Nuestra vida cristiana habría de ser un continuo ir creciendo, superando metas, transformarse. ¡Días, meses y años que se nos dan para eso y que nosotros desaprovechamos, satisfechos con nosotros mismos, con lo que somos!
El fariseo y el publicano. Anónimo 1501=1525
Museo Lázaro Galdiano. Madrid:
Por eso no hay sujeto más inconvertible e inamovible que aquel que se cree bueno. Si estoy satisfecho conmigo mismo, si pienso que no tengo nada que confesarme, si comparándome no con lo que Dios me ha dado y me propone sino con los que me rodean me siento mejor que ellos ¡ni un tanque me va a mover a la conversión, a la santidad!

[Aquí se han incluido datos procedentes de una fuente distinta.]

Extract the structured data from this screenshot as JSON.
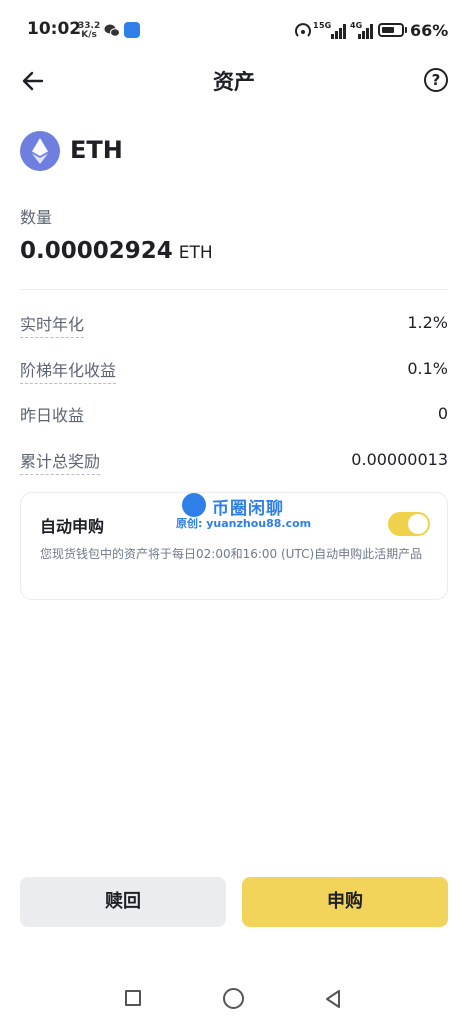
{
  "status_bar": {
    "time": "10:02",
    "speed_value": "33.2",
    "speed_unit": "K/s",
    "network_1": "5G",
    "network_2": "4G",
    "battery_pct": "66%",
    "battery_level": 0.66
  },
  "header": {
    "title": "资产",
    "help_symbol": "?"
  },
  "asset": {
    "name": "ETH",
    "quantity_label": "数量",
    "quantity_value": "0.00002924",
    "quantity_unit": "ETH"
  },
  "stats": [
    {
      "label": "实时年化",
      "value": "1.2%"
    },
    {
      "label": "阶梯年化收益",
      "value": "0.1%"
    },
    {
      "label": "昨日收益",
      "value": "0"
    },
    {
      "label": "累计总奖励",
      "value": "0.00000013"
    }
  ],
  "auto_subscribe": {
    "title": "自动申购",
    "description": "您现货钱包中的资产将于每日02:00和16:00 (UTC)自动申购此活期产品",
    "enabled": true
  },
  "watermark": {
    "title": "币圈闲聊",
    "subtitle": "原创: yuanzhou88.com"
  },
  "actions": {
    "redeem_label": "赎回",
    "subscribe_label": "申购"
  },
  "colors": {
    "accent": "#f3d45a",
    "toggle_on": "#f0d14a",
    "eth": "#6f7fdf",
    "text_primary": "#1e2026",
    "text_secondary": "#5e6673"
  }
}
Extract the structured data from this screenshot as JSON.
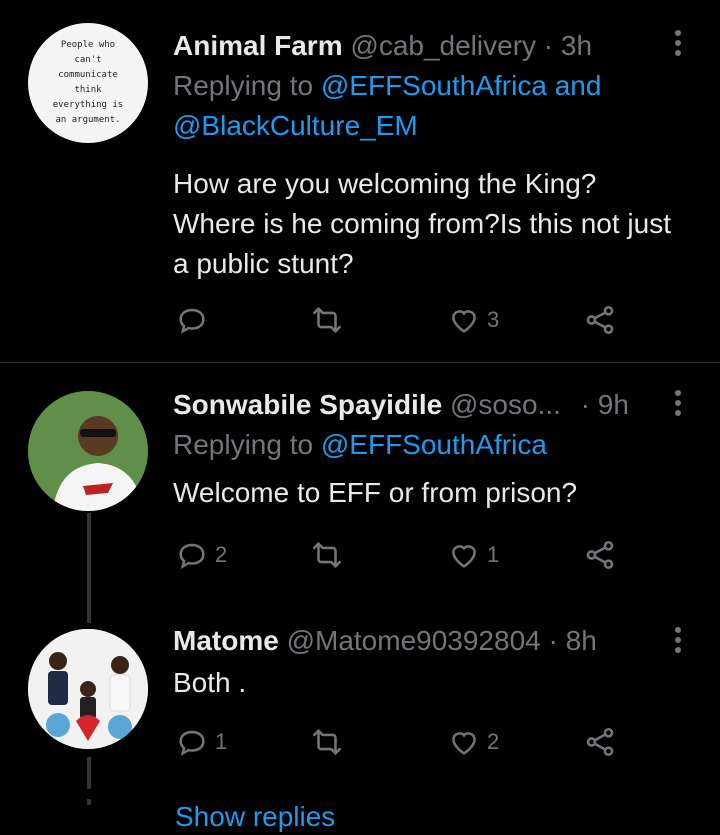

De allí que Jesús prefiere mil veces al publicano que al fariseo. Al primero sí puede transformarlo. Nada puede con el segundo.
Y por ello el Señor a veces permite que caigamos en faltas dolorosas –siempre condenables, por supuesto-. Un buen golpe en el suelo es la mejor manera de tomar conciencia de nuestra pequeñez.
Si, cristianos, asústense el día en que comiencen a pensar que son buenos, que no necesitan confesarse. Asústense el día en que vengan a comulgar cayéndose puros e irreprochables y no con la conciencia de la indignidad radical con la cual todos nos acercamos a Jesucristo. La comunión no es ningún premio a nuestras virtudes. No he de comulgar porque hoy me sienta digno de ello, sino porque me sé pobre y miserable, necesitado de la medicina que es el Cuerpo del Señor.
Sí, Dios mío, ¡ten piedad de mi que soy un pobre pecador!